Ce seront des citations du père Karl, pas comme sourates sacrées mais comme matière à réflexion.
Et d'une :

"Pour l'Allemagne, la critique de la religion est finie en substance. Or, la critique de la religion est la condition première de toute critique.

L'existence profane de l'erreur est compromise, dès que sa céleste oratio pro aris et focis a été réfutée. L'homme qui, dans la réalité fantastique du ciel où il cherchait un surhomme, n'a trouvé que son propre reflet, ne sera plus tenté de ne trouver que sa propre apparence, le non-homme, là où il cherche et est forcé de chercher sa réalité véritable.

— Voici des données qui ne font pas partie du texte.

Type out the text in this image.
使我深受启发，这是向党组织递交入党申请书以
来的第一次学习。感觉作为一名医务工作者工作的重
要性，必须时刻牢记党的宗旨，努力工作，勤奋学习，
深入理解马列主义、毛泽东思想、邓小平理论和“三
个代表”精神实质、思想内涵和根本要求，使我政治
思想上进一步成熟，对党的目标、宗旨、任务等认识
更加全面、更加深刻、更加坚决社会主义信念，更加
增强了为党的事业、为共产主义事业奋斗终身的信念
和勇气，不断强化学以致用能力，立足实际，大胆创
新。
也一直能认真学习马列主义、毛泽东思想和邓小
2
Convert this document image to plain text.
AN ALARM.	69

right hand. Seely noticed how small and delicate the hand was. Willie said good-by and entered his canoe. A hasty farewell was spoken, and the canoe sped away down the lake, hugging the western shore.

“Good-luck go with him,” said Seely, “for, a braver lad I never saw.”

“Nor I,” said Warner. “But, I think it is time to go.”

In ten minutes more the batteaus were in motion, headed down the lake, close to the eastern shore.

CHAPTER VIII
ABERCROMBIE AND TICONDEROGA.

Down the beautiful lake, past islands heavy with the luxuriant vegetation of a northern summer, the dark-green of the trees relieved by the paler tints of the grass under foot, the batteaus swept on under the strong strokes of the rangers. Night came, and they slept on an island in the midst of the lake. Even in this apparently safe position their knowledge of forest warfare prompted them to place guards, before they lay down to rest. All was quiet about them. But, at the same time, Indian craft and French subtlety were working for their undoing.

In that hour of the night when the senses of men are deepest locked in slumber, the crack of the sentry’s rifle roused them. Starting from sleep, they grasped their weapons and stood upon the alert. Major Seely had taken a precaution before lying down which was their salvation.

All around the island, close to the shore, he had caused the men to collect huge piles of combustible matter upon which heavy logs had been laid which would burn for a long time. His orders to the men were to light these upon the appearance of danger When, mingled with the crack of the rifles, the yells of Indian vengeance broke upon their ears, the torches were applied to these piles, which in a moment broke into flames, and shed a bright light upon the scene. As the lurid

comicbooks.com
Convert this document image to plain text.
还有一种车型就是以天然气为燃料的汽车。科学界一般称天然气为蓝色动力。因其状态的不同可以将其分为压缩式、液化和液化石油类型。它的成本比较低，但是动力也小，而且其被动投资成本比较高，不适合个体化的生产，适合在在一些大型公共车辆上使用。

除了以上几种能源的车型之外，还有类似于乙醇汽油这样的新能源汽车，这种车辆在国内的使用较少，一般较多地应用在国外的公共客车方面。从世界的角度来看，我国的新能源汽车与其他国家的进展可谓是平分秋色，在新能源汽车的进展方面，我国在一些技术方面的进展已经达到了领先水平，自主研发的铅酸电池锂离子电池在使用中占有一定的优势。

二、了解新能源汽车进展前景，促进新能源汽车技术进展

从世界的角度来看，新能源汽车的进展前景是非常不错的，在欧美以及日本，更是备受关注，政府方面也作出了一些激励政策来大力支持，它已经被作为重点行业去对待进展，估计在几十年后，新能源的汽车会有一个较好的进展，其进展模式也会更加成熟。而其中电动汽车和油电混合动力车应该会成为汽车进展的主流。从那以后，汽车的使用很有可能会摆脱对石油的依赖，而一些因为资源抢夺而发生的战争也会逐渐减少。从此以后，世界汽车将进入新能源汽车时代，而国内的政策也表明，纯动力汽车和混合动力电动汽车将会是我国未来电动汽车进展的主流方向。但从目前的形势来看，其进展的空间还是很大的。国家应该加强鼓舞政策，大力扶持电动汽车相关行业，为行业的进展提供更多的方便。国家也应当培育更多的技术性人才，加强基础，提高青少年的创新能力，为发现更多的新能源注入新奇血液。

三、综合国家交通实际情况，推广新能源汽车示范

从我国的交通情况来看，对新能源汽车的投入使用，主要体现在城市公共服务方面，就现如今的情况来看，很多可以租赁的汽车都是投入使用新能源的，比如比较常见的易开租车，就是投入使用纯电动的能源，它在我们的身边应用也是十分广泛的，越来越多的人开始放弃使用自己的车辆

Le fondement de la critique irréligieuse est celui-ci : l'homme fait la religion, ce n'est pas la religion qui fait l'homme. La religion est en réalité la conscience et le sentiment propre de l'homme qui, ou bien ne s'est pas encore trouvé, ou bien s'est déjà reperdu. Mais l'homme n'est pas un être abstrait, extérieur au monde réel. L'homme, c'est le monde de l'homme, l'État, la société. Cet État, cette société produisent la religion, une conscience erronée du monde, parce qu'ils constituent eux-mêmes un monde faux. La religion est la théorie générale de ce monde, son compendium encyclopédique, sa logique sous une forme populaire, son point d'honneur spiritualiste, son enthousiasme, sa sanction morale, son complément solennel, sa raison générale de consolation et de justification. C'est la réalisation fantastique de l'essence humaine, parce que l'essence humaine n'a pas de réalité véritable. La lutte contre la religion est donc par ricochet la lutte contre ce monde, dont la religion est l’arôme spirituel.

La misère religieuse est, d'une part, l'expression de la misère réelle, et, d'autre part, la protestation contre la misère réelle. La religion est le soupir de la créature accablée par le malheur, l'âme d'un monde sans cœur, de même qu'elle est l'esprit d'une époque sans esprit. C'est l'opium du peuple.

Le véritable bonheur du peuple exige que la religion soit supprimée en tant que bonheur illusoire du peuple. Exiger qu'il soit renoncé aux illusions concernant notre propre situation, c'est exiger qu'il soit renoncé à une situation qui a besoin d'illusions. La critique de la religion est donc, en germe, la critique de cette vallée de larmes, dont la religion est l'auréole.

La critique a effeuillé les fleurs imaginaires qui couvraient la chaîne, non pas pour que l'homme porte la chaîne prosaïque et désolante, mais pour qu'il secoue la chaîne et cueille la fleur vivante. La critique de la religion désillusionne l'homme, pour qu'il pense, agisse, forme sa réalité comme un homme désillusionné, devenu raisonnable, pour qu'il se meuve autour de lui et par suite autour de son véritable soleil. La religion n'est que le soleil illusoire qui se meut autour de l'homme, tant qu'il ne se meut pas autour de lui-même."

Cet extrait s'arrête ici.